Council likely to announce police review board members Monday

Sunday, November 1, 2009 | 12:01 a.m. CDT; updated 9:37 a.m. CST, Tuesday, November 3, 2009

COLUMBIA — The City Council will likely announce at its meeting Monday the eight members it has chosen for the Citizens Police Review Board.

On Saturday morning, the council took the latest step in the long process of creating the board, interviewing in quick succession 17 of the 18 candidates. A final candidate will be interviewed Monday at the pre-council meeting.

Each applicant was interviewed for 15 minutes and answered one question from each council member and Mayor Darwin Hindman. The questions were consistent throughout the interviews and mostly addressed why the candidates wanted to be a part of the board and what qualified them to serve.

Between interviews, council members commented on how impressed they were with the group of potential board members.

“I think we have a lot of well-qualified candidates,” Hindman said at the end of the day. “The council has got some tough decisions to make.”

Narrowed down from an initial list of 49 people, the remaining candidates are: Stephen Alexander, Peter Goodman, Kim Gorman, Robert Hibbs, Carroll Highbarger, Barbara Hodges, Veronica Jenkins, Andy Lee, Ellen LoCurto-Martinez, James Martin, John McClure, John Roodhouse, Lowell Schoengarth, Susan Smith, Vincent St. Omer, Steve Weinberg, Barbara Willis and Betty Wilson.

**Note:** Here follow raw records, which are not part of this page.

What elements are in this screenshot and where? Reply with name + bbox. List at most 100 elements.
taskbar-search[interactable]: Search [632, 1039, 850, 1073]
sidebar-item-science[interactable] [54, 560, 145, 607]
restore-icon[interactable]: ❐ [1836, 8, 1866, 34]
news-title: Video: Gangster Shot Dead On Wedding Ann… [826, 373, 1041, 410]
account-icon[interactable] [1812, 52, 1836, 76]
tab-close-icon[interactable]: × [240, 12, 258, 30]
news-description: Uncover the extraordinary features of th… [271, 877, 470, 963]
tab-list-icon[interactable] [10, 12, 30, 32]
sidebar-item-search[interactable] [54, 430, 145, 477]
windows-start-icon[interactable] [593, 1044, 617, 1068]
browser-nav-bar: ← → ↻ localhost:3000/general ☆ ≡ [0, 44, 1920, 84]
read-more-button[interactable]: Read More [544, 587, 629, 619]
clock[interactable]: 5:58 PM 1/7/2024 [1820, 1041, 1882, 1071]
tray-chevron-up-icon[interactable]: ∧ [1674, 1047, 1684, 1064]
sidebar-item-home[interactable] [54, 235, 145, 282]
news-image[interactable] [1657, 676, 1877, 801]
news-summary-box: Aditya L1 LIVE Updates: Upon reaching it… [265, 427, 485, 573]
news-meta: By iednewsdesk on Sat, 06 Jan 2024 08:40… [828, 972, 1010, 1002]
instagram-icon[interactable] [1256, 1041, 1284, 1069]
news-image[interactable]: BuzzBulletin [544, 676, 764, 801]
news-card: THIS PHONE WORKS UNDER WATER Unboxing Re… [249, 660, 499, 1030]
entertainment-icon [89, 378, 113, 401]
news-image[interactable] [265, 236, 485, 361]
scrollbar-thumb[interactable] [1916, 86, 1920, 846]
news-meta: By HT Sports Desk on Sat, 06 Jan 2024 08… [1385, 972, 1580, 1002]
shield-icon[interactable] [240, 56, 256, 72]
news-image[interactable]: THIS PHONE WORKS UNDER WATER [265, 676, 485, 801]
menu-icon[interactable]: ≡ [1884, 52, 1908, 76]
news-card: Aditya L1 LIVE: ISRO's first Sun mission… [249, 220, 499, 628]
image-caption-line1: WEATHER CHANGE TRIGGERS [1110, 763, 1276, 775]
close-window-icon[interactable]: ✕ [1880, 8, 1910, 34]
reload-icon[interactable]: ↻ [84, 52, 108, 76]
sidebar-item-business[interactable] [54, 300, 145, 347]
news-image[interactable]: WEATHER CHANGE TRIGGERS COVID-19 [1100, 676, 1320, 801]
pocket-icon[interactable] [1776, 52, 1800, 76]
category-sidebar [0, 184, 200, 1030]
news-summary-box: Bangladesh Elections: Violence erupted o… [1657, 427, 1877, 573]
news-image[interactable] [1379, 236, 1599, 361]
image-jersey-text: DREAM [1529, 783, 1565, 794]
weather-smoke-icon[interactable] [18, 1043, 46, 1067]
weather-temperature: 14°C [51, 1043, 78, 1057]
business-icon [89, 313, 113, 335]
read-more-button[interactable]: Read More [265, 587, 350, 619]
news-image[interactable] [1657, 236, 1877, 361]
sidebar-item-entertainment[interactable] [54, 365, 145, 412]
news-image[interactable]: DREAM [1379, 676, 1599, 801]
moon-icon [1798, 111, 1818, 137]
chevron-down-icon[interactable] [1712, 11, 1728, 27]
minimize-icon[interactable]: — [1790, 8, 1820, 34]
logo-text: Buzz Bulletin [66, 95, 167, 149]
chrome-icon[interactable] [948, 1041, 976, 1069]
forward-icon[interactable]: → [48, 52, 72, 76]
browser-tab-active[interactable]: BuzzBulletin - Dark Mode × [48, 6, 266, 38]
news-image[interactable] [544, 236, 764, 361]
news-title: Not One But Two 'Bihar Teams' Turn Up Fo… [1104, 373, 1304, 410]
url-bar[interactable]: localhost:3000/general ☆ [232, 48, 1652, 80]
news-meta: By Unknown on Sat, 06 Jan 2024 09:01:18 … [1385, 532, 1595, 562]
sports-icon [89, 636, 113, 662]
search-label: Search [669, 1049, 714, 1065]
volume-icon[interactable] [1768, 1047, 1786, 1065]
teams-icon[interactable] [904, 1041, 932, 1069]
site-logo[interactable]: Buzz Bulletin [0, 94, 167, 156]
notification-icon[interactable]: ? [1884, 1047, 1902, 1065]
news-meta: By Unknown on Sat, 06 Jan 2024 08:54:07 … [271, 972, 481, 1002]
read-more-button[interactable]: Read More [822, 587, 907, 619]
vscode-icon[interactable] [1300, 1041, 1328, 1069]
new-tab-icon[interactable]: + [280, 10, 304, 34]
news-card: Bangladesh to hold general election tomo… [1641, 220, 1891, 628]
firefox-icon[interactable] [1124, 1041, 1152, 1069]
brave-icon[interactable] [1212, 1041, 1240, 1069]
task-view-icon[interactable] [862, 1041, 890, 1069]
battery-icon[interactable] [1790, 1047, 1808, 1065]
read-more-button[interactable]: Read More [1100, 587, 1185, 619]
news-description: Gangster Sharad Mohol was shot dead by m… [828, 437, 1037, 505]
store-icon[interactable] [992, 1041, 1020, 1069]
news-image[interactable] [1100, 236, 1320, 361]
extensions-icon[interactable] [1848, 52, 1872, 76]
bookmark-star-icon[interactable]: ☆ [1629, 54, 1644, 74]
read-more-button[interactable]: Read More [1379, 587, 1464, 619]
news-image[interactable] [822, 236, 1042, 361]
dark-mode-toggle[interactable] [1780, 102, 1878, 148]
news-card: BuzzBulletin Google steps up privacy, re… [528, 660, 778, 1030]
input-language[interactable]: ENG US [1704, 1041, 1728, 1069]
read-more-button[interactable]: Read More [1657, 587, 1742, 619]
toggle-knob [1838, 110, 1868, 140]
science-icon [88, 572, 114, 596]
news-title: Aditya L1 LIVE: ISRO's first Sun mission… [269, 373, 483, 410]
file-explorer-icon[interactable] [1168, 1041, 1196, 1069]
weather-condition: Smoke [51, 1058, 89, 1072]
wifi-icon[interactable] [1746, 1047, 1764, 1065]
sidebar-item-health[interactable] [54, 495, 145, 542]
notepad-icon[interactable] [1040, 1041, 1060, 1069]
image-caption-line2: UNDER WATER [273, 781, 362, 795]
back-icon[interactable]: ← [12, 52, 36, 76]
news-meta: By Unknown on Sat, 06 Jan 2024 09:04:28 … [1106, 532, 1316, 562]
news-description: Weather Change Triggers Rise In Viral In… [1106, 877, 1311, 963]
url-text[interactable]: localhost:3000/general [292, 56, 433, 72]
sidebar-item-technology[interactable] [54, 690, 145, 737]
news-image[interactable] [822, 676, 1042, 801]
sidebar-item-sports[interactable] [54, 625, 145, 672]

The council will choose eight members for the board, and a ninth will be appointed by the Columbia Human Rights Commission. The board will be responsible for examining cases of alleged police misconduct where the internal affairs unit's decision has been appealed. Citizens and police officers involved will also be able to appeal decisions made by the board to the city manager.

The goal is to have the review board up and running by early 2010.

In Saturday’s interviews, the overwhelming majority of candidates said they applied for the board because they wanted the chance to improve relations between the Police Department and the community. They said the board would make the review process more transparent and therefore encourage greater public trust. Many candidates also said the goal was not to punish the Police Department but to strengthen it by increasing public support.

“We need to not be snarling dogs looking over the Police Department’s shoulder, but at least let them know that we will be fair and just,” said McClure, a coordinator of adult education and literacy with Columbia Public Schools.

On a similar note, many candidates said they thought their role also would be to educate residents so they understand why certain decisions are made. They said that although their decisions will always leave someone unhappy, they hope the parties involved will at least understand and respect the process.

“The main goal is for people to feel a fair hearing has been had,” said Schoengarth, a doctor with Columbia Eye Consultants Optometry.

To ensure that the process is fair, several candidates said they would focus only on the evidence presented to them.

“I have no bone to pick with anyone,” said Willis, an intern coordinator at the MU Office of Service Learning. “I’ve never even had a parking ticket.”

It is still unclear what the training for board members will be or how exactly the board will function. As several council members said throughout the interviews, this is the city’s first attempt at creating a police review board.

Many of those decisions will therefore be left for the board to settle internally, Hindman said.

Hindman said training would likely include topics suggested by the National Association for Civilian Oversight of Law Enforcement. Police Chief Ken Burton is attending the association's conference to learn about those standards, Hindman said. There’s also a new citizens' academy the Police Department is developing that will be one component of the training.